Sometimes I wonder what the point of me is. 

Today I set about trying to sort stuff out and clean and clear the flat, in order to make it lovely for when my girl gets back. Making everything really nice for her so that it feels warm and cosy and homely. Waiting till she gets back next week to put up the Christmas decorations so that she can share something that she loves to do. My mind always ticking in trying to think what is nice for others and might make them happy or feel cared about or just smile for a moment. It makes me happy in seeing others happy and ok and well. 

But as I was cleaning I suddenly and randomly burst into tears. I think perhaps the overwhelming feelings that are sitting silently underneath and have nowhere to go, after receiving that card and letter, came out without anyone there to see it. It feels a little overwhelming if I’m honest, on top of everything else that I’m trying to find my way back from. I can feel it draining me in its timing. So much emotion attached to this that I have previously been able to squash down. I don’t have time or energy to really feel it. 
So I took myself outside with a cup of tea and a cigarette and this tune came on. A tune I used in a presentation that I put together a long time ago now, that contained my whole heart. A song that said what I thought I could bring to that job as well as what I brought to life in general. And thinking as I was listening that I can’t even lift myself up. Feeling the reality of where and how I find myself at this point and finding it so difficult to see a way forward for me. I just feel so exhausted from everything life has thrown at me. Too much! Finding myself feeling  the need to be the daughter that holds her arms out because of a late birthday card and a letter of apology. I want to. I really do. Life is too short and we may not have very long for me to find something better in that, for me to hold on to in time to come. But all those years of hurt and heartbreak in all sorts of ways are beginning to swirl around inside me and and thinking of him and others who have hurt me since, wandering  on happily without a care in the world. While I have been left behind feeling the impact. And today struggling to think of a way to finding my way to something more than cleaning. It’s just  having a moment of self pity. Of tired feeling in “what’s the point of me”. I’m my own worst enemy in always being more of a giver than a taker. But I really like giving to others. It’s a part of who I am and making others happy also makes me feel happy. But then left feeling very alone today in so much mess. 

Should I not give? Should i not care? I don’t want to be the kind of person who doesn’t. And it feels a bit late now. I’ve been doing that my whole life.

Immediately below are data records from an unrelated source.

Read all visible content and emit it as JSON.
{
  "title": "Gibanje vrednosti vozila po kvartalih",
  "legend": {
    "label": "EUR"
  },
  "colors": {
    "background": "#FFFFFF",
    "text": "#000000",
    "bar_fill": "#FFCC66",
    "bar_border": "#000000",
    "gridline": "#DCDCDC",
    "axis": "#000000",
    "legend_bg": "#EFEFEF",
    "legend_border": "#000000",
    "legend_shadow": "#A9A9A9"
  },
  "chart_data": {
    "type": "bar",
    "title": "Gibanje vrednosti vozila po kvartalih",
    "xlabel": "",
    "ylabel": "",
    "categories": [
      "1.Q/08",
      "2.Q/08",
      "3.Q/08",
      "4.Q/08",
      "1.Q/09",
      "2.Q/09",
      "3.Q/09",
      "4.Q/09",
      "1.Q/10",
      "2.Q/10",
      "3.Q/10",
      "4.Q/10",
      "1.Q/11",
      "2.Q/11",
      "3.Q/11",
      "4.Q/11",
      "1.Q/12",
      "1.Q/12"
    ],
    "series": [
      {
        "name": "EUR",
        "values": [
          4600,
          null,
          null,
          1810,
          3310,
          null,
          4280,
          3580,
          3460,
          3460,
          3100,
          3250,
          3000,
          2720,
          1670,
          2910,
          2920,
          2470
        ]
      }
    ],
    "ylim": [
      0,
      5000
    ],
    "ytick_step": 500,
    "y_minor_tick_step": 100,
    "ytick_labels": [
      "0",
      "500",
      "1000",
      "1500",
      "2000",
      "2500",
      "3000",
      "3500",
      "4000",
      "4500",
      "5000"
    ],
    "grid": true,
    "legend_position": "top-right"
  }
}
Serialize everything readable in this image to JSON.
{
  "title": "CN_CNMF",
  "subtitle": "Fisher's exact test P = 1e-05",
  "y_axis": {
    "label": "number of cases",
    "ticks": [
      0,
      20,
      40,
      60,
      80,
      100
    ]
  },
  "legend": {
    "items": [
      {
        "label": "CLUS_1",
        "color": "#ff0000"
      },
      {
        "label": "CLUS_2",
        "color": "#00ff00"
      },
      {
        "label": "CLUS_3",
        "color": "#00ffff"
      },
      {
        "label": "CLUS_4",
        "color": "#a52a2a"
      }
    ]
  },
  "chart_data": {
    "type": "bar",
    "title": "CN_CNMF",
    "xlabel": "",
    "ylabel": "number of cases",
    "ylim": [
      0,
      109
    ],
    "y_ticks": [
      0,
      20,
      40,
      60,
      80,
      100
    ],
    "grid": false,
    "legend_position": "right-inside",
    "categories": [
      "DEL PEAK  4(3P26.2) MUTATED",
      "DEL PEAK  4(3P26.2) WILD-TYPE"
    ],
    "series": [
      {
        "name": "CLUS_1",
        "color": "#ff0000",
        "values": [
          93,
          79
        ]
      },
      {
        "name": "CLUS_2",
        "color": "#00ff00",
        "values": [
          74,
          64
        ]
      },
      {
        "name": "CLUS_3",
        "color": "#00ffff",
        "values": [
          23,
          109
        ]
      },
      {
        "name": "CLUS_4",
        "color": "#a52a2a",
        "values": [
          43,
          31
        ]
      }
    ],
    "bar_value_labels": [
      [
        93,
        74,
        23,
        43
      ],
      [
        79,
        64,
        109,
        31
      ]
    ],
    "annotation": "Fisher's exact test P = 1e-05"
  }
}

Even though tonight I’m feeling a little less substance and a little  more down trodden. My forgiving nature and my tryer colliding hard,  as I wonder what lies ahead for me now and how I get to anything when I feel so worn out by life. Whatever that thing is that always just kept me going and pushing on, is struggling to do that. “What’s the point?” A question I’ve heard others ask me and I’ve been there to try to help them find that point, as they say “thanks very much” and leave feeling a bit better. 
I think it is just tiredness and wondering how I managed to work so damn hard through a whole life and end up getting nowhere. What a loser. 
I just can’t  quite work out how to turn it all around and get myself to somewhere better as well. Telling myself to take little steps. One step at a time till I can get to another point when I might be able to do something for me again. 
The realities of life have taken their toll in every way possible. Nothing about anything is a version that I would choose beyond creating safety and security. But knowing that is so very important. I guess the flat will feel safe and sound for my girl when she gets back and that feels good.
Feeling like I need to protect myself in not caring about what sits beyond so that I don’t feel any more disappointment from what I don’t have the necessary “whatever that thing was” to get me to a version where I too can be really happy also. How often I wish I were made a different way. Where things don’t hurt me so much. But I’m not and they do. 

 I can imagine so many people laughing tonight without a care in the world. Maybe I will get to that again. I hope I will get to that again. 
Because I’m just a  person too. I’m just a person! 

Really feeling a need to be seen as that tonight.